Решение Исполкома «Об изъятии и перераспределении излишков дров, имеющихся у населения» от 9 декабря 1941 г. предоставляло райисполкомам право «изымать имеющиеся у отдельных граждан излишки дров сверх количества, полагающегося на отопительный сезон 1941/42 года из расчета 1 куб. метр дров на 8 м оплачиваемой жилой площади». Выявленные излишки дров «перераспределяются среди населения, не обеспеченного топливом, с оплатой владельцами изымаемых дров фактической стоимости их, включая транспортные средства»[736].
В переводе на русский язык: если у меня путем арифметических вычислений оказались излишки дров, я должен не только заплатить за них, но и за свой счет обеспечить транспортировку «излишков» новому их владельцу.
Вот только тогда, когда все формы «изъятий», «распределений» и «перераспределений» истощились, «вспомнили» о сотнях пустующих деревянных домов.
Почему же этого не произошло еще в сентябре 1941-го?
Н.А. Манаков ответил на этот вопрос так:
«Быстрое истощение запасов топлива поставило город перед необходимостью использования городских деревянных строений.
Первоначально вопрос о сносе деревянных строений возник по соображениям противопожарной безопасности»[737].
И автор ссылается на приказ № 3 начальника МПВО Ленинграда от 22 июля 1941 г.
Согласно документу, руководителям предприятия и домохозяйств надлежало «немедленно снести все деревянные заборы, сараи и другие деревянные постройки, смежные с деревянными зданиями и могущие служить очагами возгорания пожаров»[738]. (Именно по этой причине решением Ленинского райисполкома от 22 августа 1941 г. разобрали деревянный дом № 24-а по проспекту Газа[739].)
С конца июля по конец ноября, судя по тексту Н.А. Манакова, вопрос о сносе деревянных строений в Исполкоме официально не поднимался.
«В декабре, расходовав свое последнее топливо, вопрос о разборке деревянных зданий встал не только как мера противопожарной безопасности, но и как средство борьбы с топливным голодом.
Первое решение подобного рода было принято относительно деревянных сооружений Лесного порта».
Порт оказался в трех километрах от переднего края обороны. «Малейшее движение на территории Лесного порта вызывало минометный огонь врага.

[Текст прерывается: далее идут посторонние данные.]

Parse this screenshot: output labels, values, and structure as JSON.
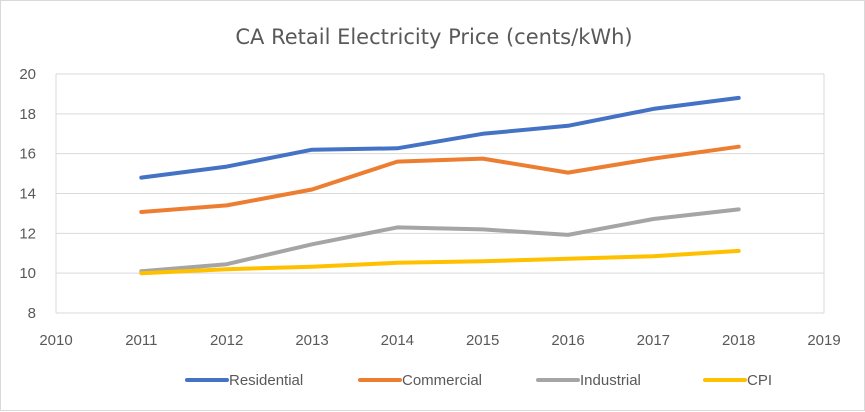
{
  "chart_data": {
    "type": "line",
    "title": "CA Retail Electricity Price (cents/kWh)",
    "xlabel": "",
    "ylabel": "",
    "x": [
      2011,
      2012,
      2013,
      2014,
      2015,
      2016,
      2017,
      2018
    ],
    "xlim": [
      2010,
      2019
    ],
    "xticks": [
      "2010",
      "2011",
      "2012",
      "2013",
      "2014",
      "2015",
      "2016",
      "2017",
      "2018",
      "2019"
    ],
    "ylim": [
      8,
      20
    ],
    "yticks": [
      "8",
      "10",
      "12",
      "14",
      "16",
      "18",
      "20"
    ],
    "grid": true,
    "legend_position": "bottom",
    "series": [
      {
        "name": "Residential",
        "color": "#4472C4",
        "values": [
          14.8,
          15.35,
          16.2,
          16.27,
          17.0,
          17.4,
          18.25,
          18.8
        ]
      },
      {
        "name": "Commercial",
        "color": "#ED7D31",
        "values": [
          13.07,
          13.4,
          14.2,
          15.6,
          15.75,
          15.05,
          15.75,
          16.35
        ]
      },
      {
        "name": "Industrial",
        "color": "#A5A5A5",
        "values": [
          10.1,
          10.45,
          11.45,
          12.3,
          12.2,
          11.92,
          12.72,
          13.2
        ]
      },
      {
        "name": "CPI",
        "color": "#FFC000",
        "values": [
          10.0,
          10.2,
          10.32,
          10.52,
          10.6,
          10.72,
          10.85,
          11.12
        ]
      }
    ]
  }
}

Стало очевидным, что деревянные портовые сооружения (примерно 40 тысяч кубометров древесины), уже значительно разрушенные, будут в ближайшее время окончательно потеряны.

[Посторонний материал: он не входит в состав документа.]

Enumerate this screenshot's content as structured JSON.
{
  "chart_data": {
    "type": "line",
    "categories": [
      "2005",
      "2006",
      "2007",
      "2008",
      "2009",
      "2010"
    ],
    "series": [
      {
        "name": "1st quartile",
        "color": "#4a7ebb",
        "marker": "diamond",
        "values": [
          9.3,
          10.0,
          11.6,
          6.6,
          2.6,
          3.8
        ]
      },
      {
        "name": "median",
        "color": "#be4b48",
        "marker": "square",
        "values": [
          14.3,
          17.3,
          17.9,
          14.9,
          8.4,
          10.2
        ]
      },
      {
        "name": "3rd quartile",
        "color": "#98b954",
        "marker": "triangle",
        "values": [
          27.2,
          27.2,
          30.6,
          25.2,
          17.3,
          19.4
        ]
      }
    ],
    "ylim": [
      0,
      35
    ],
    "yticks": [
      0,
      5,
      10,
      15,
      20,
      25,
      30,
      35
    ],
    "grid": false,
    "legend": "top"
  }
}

24 декабря совместным постановлением горкома партии и Исполкома Ленгорсовета разрешалось разобрать на дрова деревянные сооружения и здания в районах, подвергшихся разрушениям, а также ветхие жилые дома по утвержденному списку. Это должно было дать еще около 32 тысяч кубометров дров»[740].

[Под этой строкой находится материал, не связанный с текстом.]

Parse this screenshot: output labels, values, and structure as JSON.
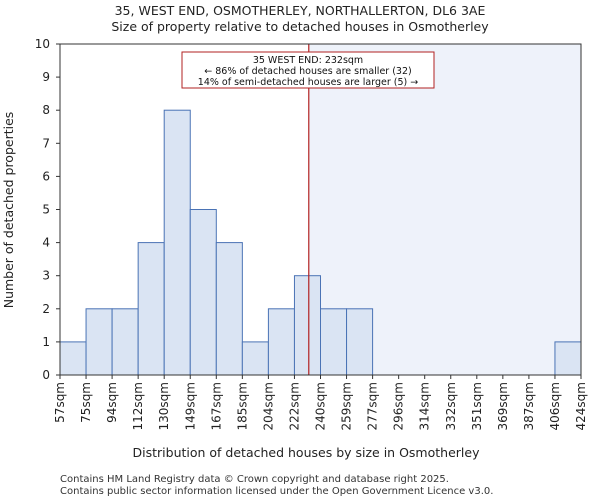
{
  "chart_data": {
    "type": "bar",
    "title": "35, WEST END, OSMOTHERLEY, NORTHALLERTON, DL6 3AE",
    "subtitle": "Size of property relative to detached houses in Osmotherley",
    "xlabel": "Distribution of detached houses by size in Osmotherley",
    "ylabel": "Number of detached properties",
    "ylim": [
      0,
      10
    ],
    "yticks": [
      "0",
      "1",
      "2",
      "3",
      "4",
      "5",
      "6",
      "7",
      "8",
      "9",
      "10"
    ],
    "bin_edges": [
      "57sqm",
      "75sqm",
      "94sqm",
      "112sqm",
      "130sqm",
      "149sqm",
      "167sqm",
      "185sqm",
      "204sqm",
      "222sqm",
      "240sqm",
      "259sqm",
      "277sqm",
      "296sqm",
      "314sqm",
      "332sqm",
      "351sqm",
      "369sqm",
      "387sqm",
      "406sqm",
      "424sqm"
    ],
    "values": [
      1,
      2,
      2,
      4,
      8,
      5,
      4,
      1,
      2,
      3,
      2,
      2,
      0,
      0,
      0,
      0,
      0,
      0,
      0,
      1
    ],
    "marker_bin_position": 9.55,
    "annotation": {
      "line1": "35 WEST END: 232sqm",
      "line2": "← 86% of detached houses are smaller (32)",
      "line3": "14% of semi-detached houses are larger (5) →"
    },
    "colors": {
      "bar_fill": "#dae4f3",
      "bar_edge": "#4a73b5",
      "marker": "#b22222",
      "shade": "#eef2fa"
    }
  },
  "footer": {
    "line1": "Contains HM Land Registry data © Crown copyright and database right 2025.",
    "line2": "Contains public sector information licensed under the Open Government Licence v3.0."
  }
}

Кажется – по меньшей мере – странным, что совместное постановление от 24 декабря, касающееся всех ленинградцев, не было опубликовано ни в последнем бюллетене Ленгорсовета за декабрь 1941 г., ни в январском выпуске 1942 г. (№ 1–2).
В «Ленинградской правде» – тоже.
Но даже если бы и было опубликовано это постановление, то как могли жители города с ним ознакомиться? Доставка газет на дом почтовыми отделениями если и не замерла совсем, то была близка к этому. О работе газетных киосков в декабре 1941 года материалов пока не найдено. Оставалась расклейка газет на фасадах и витринах.
В начале марта 1942 г. горком ВКП(б) проверил выполнение собственного постановления «О расклейке газет по городу» месячной давности. «Не выполняется». Расклейка газет не позднее 15 часов каждого дня «не организована даже в центре города». На витринах ряда домов висят прошлогодние декабрьские номера газет[741].